Oil prices decline as Middle East tensions ease: Brent crude falls below $90

Investors await consumer price index data from U.S. and China later this week
Oil prices decline as Middle East tensions ease: Brent crude falls below $90
Goldman Sachs forecasts Brent crude to stay below $100.

Oil prices saw on Monday a decline of over $1 per barrel. Brent crude, specifically, fell below $90 as tensions in the Middle East eased following Israel’s commitment to engage in new discussions for a potential ceasefire in the six-month conflict. By 04:30 GMT, Brent crude futures had dropped by $1.42, equivalent to a 1.6 percent decrease, settling at $89.75 per barrel. Simultaneously, U.S. West Texas Intermediate (WTI) crude saw a decline of $1.32, or 1.5 percent, with a price of $85.59 per barrel.
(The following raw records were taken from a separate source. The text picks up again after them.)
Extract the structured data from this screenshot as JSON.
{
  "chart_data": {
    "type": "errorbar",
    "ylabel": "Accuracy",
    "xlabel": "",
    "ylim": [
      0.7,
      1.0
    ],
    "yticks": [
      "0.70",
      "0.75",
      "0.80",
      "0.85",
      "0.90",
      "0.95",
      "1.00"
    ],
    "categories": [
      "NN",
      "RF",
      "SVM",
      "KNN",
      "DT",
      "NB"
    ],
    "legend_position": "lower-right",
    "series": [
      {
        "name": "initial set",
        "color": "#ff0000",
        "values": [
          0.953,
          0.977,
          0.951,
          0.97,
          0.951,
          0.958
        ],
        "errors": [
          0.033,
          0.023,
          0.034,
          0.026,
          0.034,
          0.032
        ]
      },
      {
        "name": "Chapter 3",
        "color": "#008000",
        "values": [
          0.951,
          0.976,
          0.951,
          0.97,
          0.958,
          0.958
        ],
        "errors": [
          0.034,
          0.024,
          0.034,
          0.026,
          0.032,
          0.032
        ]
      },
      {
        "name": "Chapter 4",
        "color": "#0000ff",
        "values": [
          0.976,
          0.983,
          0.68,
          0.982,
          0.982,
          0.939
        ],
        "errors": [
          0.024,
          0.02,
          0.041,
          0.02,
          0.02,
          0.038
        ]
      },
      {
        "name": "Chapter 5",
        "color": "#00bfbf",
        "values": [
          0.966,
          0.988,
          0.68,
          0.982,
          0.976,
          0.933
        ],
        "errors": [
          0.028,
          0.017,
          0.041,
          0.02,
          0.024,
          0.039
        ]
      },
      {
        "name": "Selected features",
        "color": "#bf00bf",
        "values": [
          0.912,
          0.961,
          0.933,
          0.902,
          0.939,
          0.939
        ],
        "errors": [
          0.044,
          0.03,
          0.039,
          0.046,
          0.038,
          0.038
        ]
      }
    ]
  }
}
Read more: Oil prices surge above $90, reaching highest level since October

Saudi Arabia, the leading oil exporter globally, raised the official selling prices for all crude grades to Asia in May, as anticipated, due to a tightening of the supply of heavy oil. In another development, a fire incident occurred on an offshore platform operated by Mexico’s national oil company, Pemex, resulting in the unfortunate death of at least one contractor. This event followed Pemex’s request for its trading unit to cancel up to 436,000 barrels per day of crude exports in April.

According to analysts at Goldman Sachs, they predict that Brent crude will remain below $100 per barrel in their base case scenario. This scenario assumes stable demand, no further geopolitical disruptions to oil supply, and an increase in production by OPEC+ during the third quarter, given the availability of spare capacity.

In the United States (U.S.), the number of oil rigs increased by two to reach 508, while gas rigs fell by two to 110. This gas rig count is the lowest recorded since January 2022, as reported by Baker Hughes in its Friday report.

U.S. employment report exceeds expectations

The U.S. employment report released on Friday surpassed expectations, indicating that the economy concluded the first quarter on a solid footing. As a result, the anticipated interest rate cuts by the U.S. Federal Reserve may be delayed this year.

Auckland-based independent analyst Tina Teng suggested that the Fed may postpone rate cuts due to robust U.S. economic data and a tight labor market.

Investors await U.S. and China CPI data

Investors will closely analyze the upcoming consumer price index data from the U.S. and China, which is scheduled for release later this week. These figures will provide further insights into the potential timing of Fed rate cuts and the economic condition of the world’s two largest oil consumers.